Leemos en las Escrituras que Moisés le preguntó a Dios qué debía responder a los israelitas cuando le indagaran cuál era su nombre. Y el Señor le dijo: «Yo soy el que soy» (Éx 3, 14). No se llamó a sí mismo «el que ha sido, el que está siendo y el que aún será», sino «el que soy». Sí, porque Él es eterno, no tuvo principio ni tendrá fin; para Él no existe pasado ni futuro, todo es presente; vive por encima de los hechos y fuera del tiempo.
Para los ángeles, Dios creó el ævum, una medida especial del curso de los acontecimientos que difiere del tiempo de los hombres y de la eternidad de Dios.1 Pero para nosotros, Dios creó el tiempo: nacemos en una fecha determinada, nos desarrollamos y tenemos una historia dentro del khronos2 para que seamos probados y, luego, partícipes de la eternidad.
Así, por mucho que lo intentemos, a nuestra mente discursiva, acostumbrada al reloj y al calendario, le resulta difícil fijar la atención en un ser para el que no hay un antes ni un después, sino que, a través de una «pantalla» llamada presente, considera, de una ojeada divina, todo lo que sucedió en el pasado y lo que sucederá en el futuro hasta el fin del mundo y eternidad adentro.

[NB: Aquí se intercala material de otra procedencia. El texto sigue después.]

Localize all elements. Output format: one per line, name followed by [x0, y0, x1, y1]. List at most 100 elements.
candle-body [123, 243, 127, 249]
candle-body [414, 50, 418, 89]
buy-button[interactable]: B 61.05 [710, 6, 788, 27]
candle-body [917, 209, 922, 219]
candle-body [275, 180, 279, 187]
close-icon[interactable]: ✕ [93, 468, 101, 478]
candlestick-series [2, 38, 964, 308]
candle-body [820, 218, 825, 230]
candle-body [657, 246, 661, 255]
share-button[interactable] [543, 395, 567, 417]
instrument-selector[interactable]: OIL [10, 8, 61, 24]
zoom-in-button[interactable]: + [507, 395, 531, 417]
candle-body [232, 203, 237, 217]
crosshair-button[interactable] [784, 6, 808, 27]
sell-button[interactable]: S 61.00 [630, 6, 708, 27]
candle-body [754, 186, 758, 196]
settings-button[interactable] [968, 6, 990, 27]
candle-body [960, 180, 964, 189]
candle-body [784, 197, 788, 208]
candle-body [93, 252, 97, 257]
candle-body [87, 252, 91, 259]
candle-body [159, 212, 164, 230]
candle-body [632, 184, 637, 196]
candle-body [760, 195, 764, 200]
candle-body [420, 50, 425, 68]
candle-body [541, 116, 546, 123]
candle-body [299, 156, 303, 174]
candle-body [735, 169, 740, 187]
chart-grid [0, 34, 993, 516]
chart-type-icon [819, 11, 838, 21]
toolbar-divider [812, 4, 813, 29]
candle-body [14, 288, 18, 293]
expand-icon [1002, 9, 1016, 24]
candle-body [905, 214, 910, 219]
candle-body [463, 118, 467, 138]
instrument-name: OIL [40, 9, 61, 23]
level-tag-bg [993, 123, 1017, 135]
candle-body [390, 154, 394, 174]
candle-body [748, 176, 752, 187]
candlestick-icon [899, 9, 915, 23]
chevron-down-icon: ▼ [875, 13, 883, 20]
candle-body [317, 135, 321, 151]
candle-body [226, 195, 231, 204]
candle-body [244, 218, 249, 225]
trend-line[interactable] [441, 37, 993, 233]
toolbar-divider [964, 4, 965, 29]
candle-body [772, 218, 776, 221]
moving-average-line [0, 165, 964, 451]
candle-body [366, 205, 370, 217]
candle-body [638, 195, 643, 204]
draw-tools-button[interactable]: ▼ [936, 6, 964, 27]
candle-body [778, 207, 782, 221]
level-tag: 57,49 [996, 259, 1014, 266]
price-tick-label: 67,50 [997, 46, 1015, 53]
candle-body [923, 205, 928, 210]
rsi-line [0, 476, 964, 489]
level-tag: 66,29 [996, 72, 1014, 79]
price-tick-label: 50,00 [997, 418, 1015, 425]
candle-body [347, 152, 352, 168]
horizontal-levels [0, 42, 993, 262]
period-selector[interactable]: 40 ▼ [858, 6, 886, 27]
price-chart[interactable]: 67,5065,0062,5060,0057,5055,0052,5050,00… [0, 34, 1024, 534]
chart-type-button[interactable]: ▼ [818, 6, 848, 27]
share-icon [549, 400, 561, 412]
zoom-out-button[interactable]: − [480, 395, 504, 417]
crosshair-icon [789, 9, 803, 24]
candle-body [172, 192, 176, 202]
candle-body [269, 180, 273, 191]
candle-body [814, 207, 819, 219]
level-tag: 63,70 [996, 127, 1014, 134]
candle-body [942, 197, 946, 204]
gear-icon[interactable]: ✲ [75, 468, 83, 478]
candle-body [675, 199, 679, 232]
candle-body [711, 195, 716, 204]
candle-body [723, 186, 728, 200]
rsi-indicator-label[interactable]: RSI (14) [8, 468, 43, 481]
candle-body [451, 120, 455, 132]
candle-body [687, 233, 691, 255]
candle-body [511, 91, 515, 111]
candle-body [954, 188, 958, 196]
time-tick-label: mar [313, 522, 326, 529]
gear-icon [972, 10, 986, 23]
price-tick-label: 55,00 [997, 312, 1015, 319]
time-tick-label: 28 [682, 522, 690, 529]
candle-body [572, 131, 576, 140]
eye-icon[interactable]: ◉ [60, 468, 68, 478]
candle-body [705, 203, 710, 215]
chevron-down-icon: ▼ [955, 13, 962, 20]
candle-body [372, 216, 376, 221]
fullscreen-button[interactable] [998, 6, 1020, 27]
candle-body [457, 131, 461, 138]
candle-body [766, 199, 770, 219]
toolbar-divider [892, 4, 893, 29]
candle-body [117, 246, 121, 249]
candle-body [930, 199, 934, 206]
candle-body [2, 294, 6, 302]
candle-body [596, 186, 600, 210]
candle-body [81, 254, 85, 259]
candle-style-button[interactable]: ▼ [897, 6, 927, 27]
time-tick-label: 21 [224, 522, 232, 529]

Efecto retroactivo de la oración
Ahora bien, esto nos da aquí en la tierra la extraordinaria ventaja de poder participar en actos que tuvieron lugar hace siglos o milenios. Retroagere, del latín, significa retroceder o actuar hacia atrás.
Por ejemplo, rezando hoy por Abel en el instante en que fue asesinado por Caín (cf. Gén 4, 8) contribuiremos al acto de virtud que practicó y participaremos de su santidad. O cuando leemos en la historia de Sansón que él estaba rodeado por todas partes por los filisteos, podremos ayudarlo en esa terrible situación por la que pasó.
¿Cómo es eso posible? Porque Dios lo abarca todo y está viendo, en el presente, a Abel y a Sansón en dificultades, al mismo tiempo que a mí, en el siglo xxi, pidiendo por ambos. Y es posible que mi oración sea fundamental para que le conceda más gracias a Abel y para que éste mantenga en el fondo de su alma disposiciones justas y elevadas, y mayor fuerza a Sansón para que venza a mil filisteos de una sola vez (cf. Jue 15, 14-16).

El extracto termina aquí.